First, assemble each of these files with lc3as. Then
disassemble them with your lc3dis. Save the output of
lc3dis in a file via redirection.
lc3as t1.asm
./lc3dis t1.obj >newt1.asm
Now in order to confirm that your code is correct use the Unix diff
utility to compare t1.asm and newt1.asm.
diff -w -i t1.asm newt1.asm
If diff produces no output, the two files are the same. Note
that -w instructs diff to ignore whitespace and
-i instructs it to ignore case. If the files are different,
diff will indicate how they are different (type "man
diff" for more information on diff).
We will be using this testing method for our automatic testing scripts,
so make sure diff produces no output.
Submission
Please submit your code in a file called lc3dis.c in the usual
way.
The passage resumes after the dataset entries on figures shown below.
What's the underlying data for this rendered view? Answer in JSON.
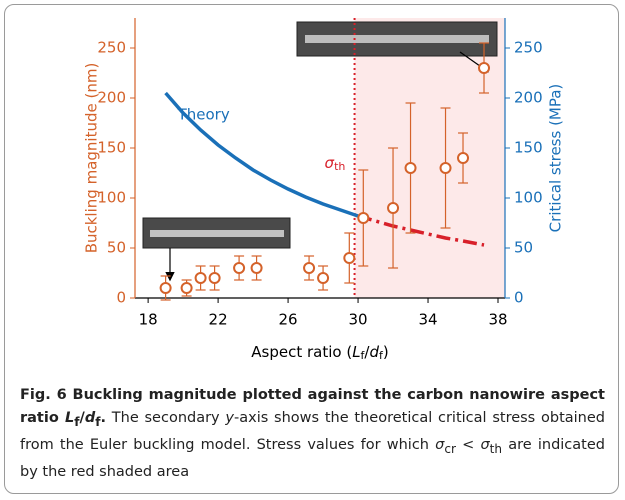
{
  "chart_data": {
    "type": "scatter",
    "x_label": [
      "Aspect ratio (",
      "L",
      "f",
      "/",
      "d",
      "f",
      ")"
    ],
    "y_label": "Buckling magnitude (nm)",
    "y2_label": "Critical stress (MPa)",
    "xlim": [
      17.25,
      38.4
    ],
    "xticks": [
      18,
      22,
      26,
      30,
      34,
      38
    ],
    "ylim": [
      0,
      280
    ],
    "yticks": [
      0,
      50,
      100,
      150,
      200,
      250
    ],
    "y2lim": [
      0,
      280
    ],
    "y2ticks": [
      0,
      50,
      100,
      150,
      200,
      250
    ],
    "y_color": "#d4622a",
    "y2_color": "#1a70b8",
    "points": {
      "color": "#d4622a",
      "x": [
        19,
        20.2,
        21,
        21.8,
        23.2,
        24.2,
        27.2,
        28,
        29.5,
        30.3,
        32,
        33,
        35,
        36,
        37.2
      ],
      "values": [
        10,
        10,
        20,
        20,
        30,
        30,
        30,
        20,
        40,
        80,
        90,
        130,
        130,
        140,
        230
      ],
      "errors": [
        12,
        8,
        12,
        12,
        12,
        12,
        12,
        12,
        25,
        48,
        60,
        65,
        60,
        25,
        25
      ]
    },
    "theory": {
      "name": "Theory",
      "color": "#1a70b8",
      "axis": "y2",
      "x": [
        19,
        20,
        21,
        22,
        23,
        24,
        25,
        26,
        27,
        28,
        29,
        30
      ],
      "values": [
        205,
        185,
        168,
        153,
        140,
        128,
        118,
        109,
        101,
        94,
        88,
        82
      ]
    },
    "extrapolation": {
      "color": "#d8202a",
      "axis": "y2",
      "dashed": true,
      "x": [
        30,
        31,
        32,
        33,
        34,
        35,
        36,
        37.2
      ],
      "values": [
        82,
        77,
        72,
        68,
        64,
        60,
        57,
        53
      ]
    },
    "threshold": {
      "x": 29.8,
      "symbol": "σ",
      "sub": "th",
      "color": "#d8202a",
      "shade": "#fde9e9"
    },
    "caption": [
      "Fig. 6 Buckling magnitude plotted against the carbon nanowire aspect ratio ",
      "L",
      "f",
      "/",
      "d",
      "f",
      ".",
      " The secondary ",
      "y",
      "-axis shows the theoretical critical stress obtained from the Euler buckling model. Stress values for which ",
      "σ",
      "cr",
      " < ",
      "σ",
      "th",
      " are indicated by the red shaded area"
    ]
  }
}
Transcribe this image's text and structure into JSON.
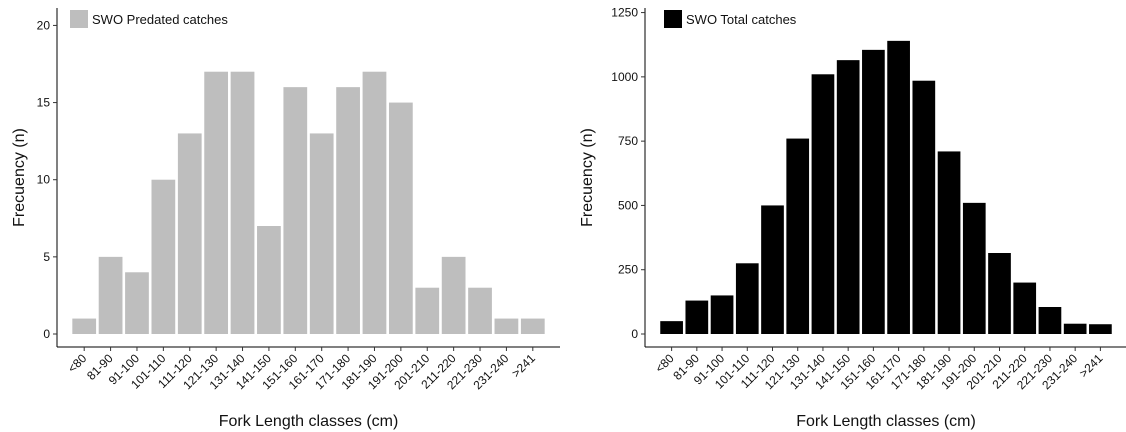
{
  "chart_data": [
    {
      "type": "bar",
      "legend": "SWO Predated catches",
      "legend_position": "top-left",
      "color": "#bebebe",
      "xlabel": "Fork Length classes (cm)",
      "ylabel": "Frecuency (n)",
      "ylim": [
        0,
        21
      ],
      "yticks": [
        0,
        5,
        10,
        15,
        20
      ],
      "grid": false,
      "categories": [
        "<80",
        "81-90",
        "91-100",
        "101-110",
        "111-120",
        "121-130",
        "131-140",
        "141-150",
        "151-160",
        "161-170",
        "171-180",
        "181-190",
        "191-200",
        "201-210",
        "211-220",
        "221-230",
        "231-240",
        ">241"
      ],
      "values": [
        1,
        5,
        4,
        10,
        13,
        17,
        17,
        7,
        16,
        13,
        16,
        17,
        15,
        3,
        5,
        3,
        1,
        1
      ]
    },
    {
      "type": "bar",
      "legend": "SWO Total catches",
      "legend_position": "top-left",
      "color": "#000000",
      "xlabel": "Fork Length classes (cm)",
      "ylabel": "Frecuency (n)",
      "ylim": [
        0,
        1260
      ],
      "yticks": [
        0,
        250,
        500,
        750,
        1000,
        1250
      ],
      "grid": false,
      "categories": [
        "<80",
        "81-90",
        "91-100",
        "101-110",
        "111-120",
        "121-130",
        "131-140",
        "141-150",
        "151-160",
        "161-170",
        "171-180",
        "181-190",
        "191-200",
        "201-210",
        "211-220",
        "221-230",
        "231-240",
        ">241"
      ],
      "values": [
        50,
        130,
        150,
        275,
        500,
        760,
        1010,
        1065,
        1105,
        1140,
        985,
        710,
        510,
        315,
        200,
        105,
        40,
        38
      ]
    }
  ]
}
As in previous assignments, turnin will only work on
eniac-s.seas.upenn.edu.
ssh eniac-s.seas.upenn.edu
If prompted, enter your eniac password. Then...
cd cse240hw8
turnin -c cse240 -p HW8 lc3dis.c
exit
Due Date
Note that this assignment is due the Wednesday before Thanksgiving
break. Given that this assignment only requires an addition 70 lines of
code, we could have made it due on Monday. But we decided to give you a
little flexibility. We suspect many of you will want to turn it in on
Monday or Tuesday, so you are not working on it right before break. As
always, early submissions are fine!